I try to explain with a practical example: Let's say I define a list with worst-case lookup time of O(n). Simplified this means that when I have a list of 100 elements and append 1 element, then the worst case lookup time increases from 100C to 101C where C is some constant time. The O(n) tells me how the runtime of the operation changes if I alter the input size.

Now the OP's idea is this: I'll fix the size of allowed elements in my list to some maximum value, lets say n=5, and then you always end up with the same worst-case time, O(1), because the input size is constant. With 5 elements it looks silly but you could say n = (very large number that won't be exceeded ever) and conclude that O(n=1). In OPs case the n is the number of bits in the key (implies a radix-tree)

=> If an algorithm is defined as being unscalable (fixed input), what sense does it make to describe that it scales constantly with input size?

I agree with everything you said, but I don't see how it leads the OP's formulation being silly or wrong or not useful. Here's another example (of my own) where you can pick an upper bound for `n` and base your complexity analysis around it. In this case, we're trying to provide an API guarantee that a search takes O(m+n) time despite wanting to use an O(mn) algorithm in some subset of cases. We can still meet the O(m+n) bound by reasoning that the O(mn) algorithm is only used in a finite set of cases, and thus collapses to O(1) time. Therefore, the O(m+n) time bound is preserved. And this isn't a trick either. That really is the scaling behavior of the implementation. See: https://github.com/BurntSushi/memchr/blob/ce7b8e606410f6c81a...

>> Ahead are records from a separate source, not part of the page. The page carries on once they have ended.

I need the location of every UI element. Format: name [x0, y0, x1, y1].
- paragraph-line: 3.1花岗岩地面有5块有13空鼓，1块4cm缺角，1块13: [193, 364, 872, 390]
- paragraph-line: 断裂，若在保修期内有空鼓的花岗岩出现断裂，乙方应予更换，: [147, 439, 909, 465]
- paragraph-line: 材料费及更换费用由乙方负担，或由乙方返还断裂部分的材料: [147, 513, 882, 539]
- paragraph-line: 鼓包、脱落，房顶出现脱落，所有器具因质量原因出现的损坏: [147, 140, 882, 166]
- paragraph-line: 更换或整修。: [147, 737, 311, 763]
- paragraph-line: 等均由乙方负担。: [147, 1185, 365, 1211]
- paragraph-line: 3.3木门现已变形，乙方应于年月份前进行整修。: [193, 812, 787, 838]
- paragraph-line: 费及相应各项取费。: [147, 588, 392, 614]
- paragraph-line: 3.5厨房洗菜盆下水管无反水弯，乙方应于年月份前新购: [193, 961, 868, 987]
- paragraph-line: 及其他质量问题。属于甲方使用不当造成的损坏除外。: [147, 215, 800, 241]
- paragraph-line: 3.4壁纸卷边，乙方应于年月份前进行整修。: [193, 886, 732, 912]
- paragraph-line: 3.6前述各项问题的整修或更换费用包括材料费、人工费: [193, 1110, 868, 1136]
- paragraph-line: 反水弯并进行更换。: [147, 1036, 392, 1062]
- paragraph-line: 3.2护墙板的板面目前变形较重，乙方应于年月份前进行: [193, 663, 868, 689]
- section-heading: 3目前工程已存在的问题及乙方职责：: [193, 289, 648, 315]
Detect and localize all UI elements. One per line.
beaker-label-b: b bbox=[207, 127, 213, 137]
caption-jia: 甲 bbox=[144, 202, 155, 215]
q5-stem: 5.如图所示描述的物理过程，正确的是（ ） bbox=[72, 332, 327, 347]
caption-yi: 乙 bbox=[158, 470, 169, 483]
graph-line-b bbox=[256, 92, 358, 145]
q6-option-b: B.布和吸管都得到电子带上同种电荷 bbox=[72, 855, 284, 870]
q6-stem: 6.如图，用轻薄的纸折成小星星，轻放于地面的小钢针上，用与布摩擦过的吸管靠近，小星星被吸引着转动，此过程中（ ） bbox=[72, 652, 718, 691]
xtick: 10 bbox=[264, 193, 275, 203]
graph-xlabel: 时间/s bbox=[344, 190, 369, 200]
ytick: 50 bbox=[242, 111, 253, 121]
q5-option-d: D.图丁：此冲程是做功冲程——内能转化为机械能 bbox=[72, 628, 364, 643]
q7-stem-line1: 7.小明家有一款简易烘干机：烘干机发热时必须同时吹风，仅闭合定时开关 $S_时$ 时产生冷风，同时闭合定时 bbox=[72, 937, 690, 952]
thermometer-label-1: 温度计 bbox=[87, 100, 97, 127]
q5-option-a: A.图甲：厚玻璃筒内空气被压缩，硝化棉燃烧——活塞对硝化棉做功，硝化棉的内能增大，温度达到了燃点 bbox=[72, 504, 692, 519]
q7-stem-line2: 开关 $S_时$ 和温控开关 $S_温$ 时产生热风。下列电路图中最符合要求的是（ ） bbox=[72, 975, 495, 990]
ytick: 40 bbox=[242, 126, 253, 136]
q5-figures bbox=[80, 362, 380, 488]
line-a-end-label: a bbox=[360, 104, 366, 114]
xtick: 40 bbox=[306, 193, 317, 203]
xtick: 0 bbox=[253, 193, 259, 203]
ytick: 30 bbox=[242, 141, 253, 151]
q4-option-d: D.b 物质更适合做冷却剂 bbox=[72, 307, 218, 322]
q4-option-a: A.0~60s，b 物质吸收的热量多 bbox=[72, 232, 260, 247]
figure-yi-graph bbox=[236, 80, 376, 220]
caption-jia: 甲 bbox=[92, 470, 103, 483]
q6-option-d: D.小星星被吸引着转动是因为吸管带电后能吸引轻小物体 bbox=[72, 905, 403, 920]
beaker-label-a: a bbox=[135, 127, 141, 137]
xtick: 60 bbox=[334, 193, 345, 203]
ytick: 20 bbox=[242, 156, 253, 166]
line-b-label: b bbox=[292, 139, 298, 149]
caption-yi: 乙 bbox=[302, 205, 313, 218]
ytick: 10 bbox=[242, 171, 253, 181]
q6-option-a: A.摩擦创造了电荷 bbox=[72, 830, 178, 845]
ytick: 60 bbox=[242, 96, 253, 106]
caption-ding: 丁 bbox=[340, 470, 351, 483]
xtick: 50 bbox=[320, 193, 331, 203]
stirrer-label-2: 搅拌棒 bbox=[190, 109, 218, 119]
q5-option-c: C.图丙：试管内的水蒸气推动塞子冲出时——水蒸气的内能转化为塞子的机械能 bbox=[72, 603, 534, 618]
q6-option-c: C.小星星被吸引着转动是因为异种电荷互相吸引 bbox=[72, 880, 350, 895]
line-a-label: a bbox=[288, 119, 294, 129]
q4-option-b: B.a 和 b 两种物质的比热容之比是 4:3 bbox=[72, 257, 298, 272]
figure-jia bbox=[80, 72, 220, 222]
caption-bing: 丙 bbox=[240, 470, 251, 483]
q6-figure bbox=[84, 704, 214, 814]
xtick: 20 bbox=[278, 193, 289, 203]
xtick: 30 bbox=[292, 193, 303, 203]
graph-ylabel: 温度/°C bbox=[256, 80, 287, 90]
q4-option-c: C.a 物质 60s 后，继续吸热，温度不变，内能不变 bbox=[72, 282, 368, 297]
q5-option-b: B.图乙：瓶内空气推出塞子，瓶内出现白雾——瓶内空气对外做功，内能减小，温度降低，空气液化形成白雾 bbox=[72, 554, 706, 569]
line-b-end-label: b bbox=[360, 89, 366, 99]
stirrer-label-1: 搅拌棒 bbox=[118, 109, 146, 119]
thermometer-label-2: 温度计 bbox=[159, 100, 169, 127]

> If an algorithm is defined as being unscalable (fixed input), what sense does it make to describe that it scales constantly with input size?

I'll answer your question with another: in what cases does it make sense to describe the scaling behavior of an algorithm as O(1)?

Everybody else in this thread is getting it, while you are only leveling personal attacks at me with no arguments whatsoever. Terse, ridiculous, confused, errant niggling? Why is this the way you have to communicate?
I'm sorry for coming across harsh. I tried to stick to commentary about your words, not you as a person. That's why I said "your comments are." I legitimately find your commenting here rather frustrating. It feels to me like you're posting zingers instead of trying to come to a mutual understanding.

I'll try one last time. I personally feel like this answer[1] very clearly refutes the criticism leveled in the top-level comment[2]. Specifically, the opening parts of the answer:

> It depends on the computational model you choose. It is obviously not true that two numbers can be added together in constant time regardless of their size. If you think about it in terms of the most elementary operations, those on individual bits, adding two n-bit numbers would require O(n) elementary operations. And multiplying two n-bit numbers would use O(n2) elementary operations if you do it using long multiplication. You can easily try this out for yourself using pen and paper.

> The problem with this viewpoint is that it makes analyzing algorithms very tedious. Any time we would add two numbers a and b we would have to figure out that they would have loga and logb bits respectively and that the addition would take O(loga+logb) time. This would make the analysis much more tedious, and result in running time with lots of logs in them.

And thus, by convention, big-O notation typically uses an `n` that is defined in terms of units of bits and not just bits themselves. This is why it can make sense to declare something O(1) even when it might actually be O(logn) where n is the number of bits in the input.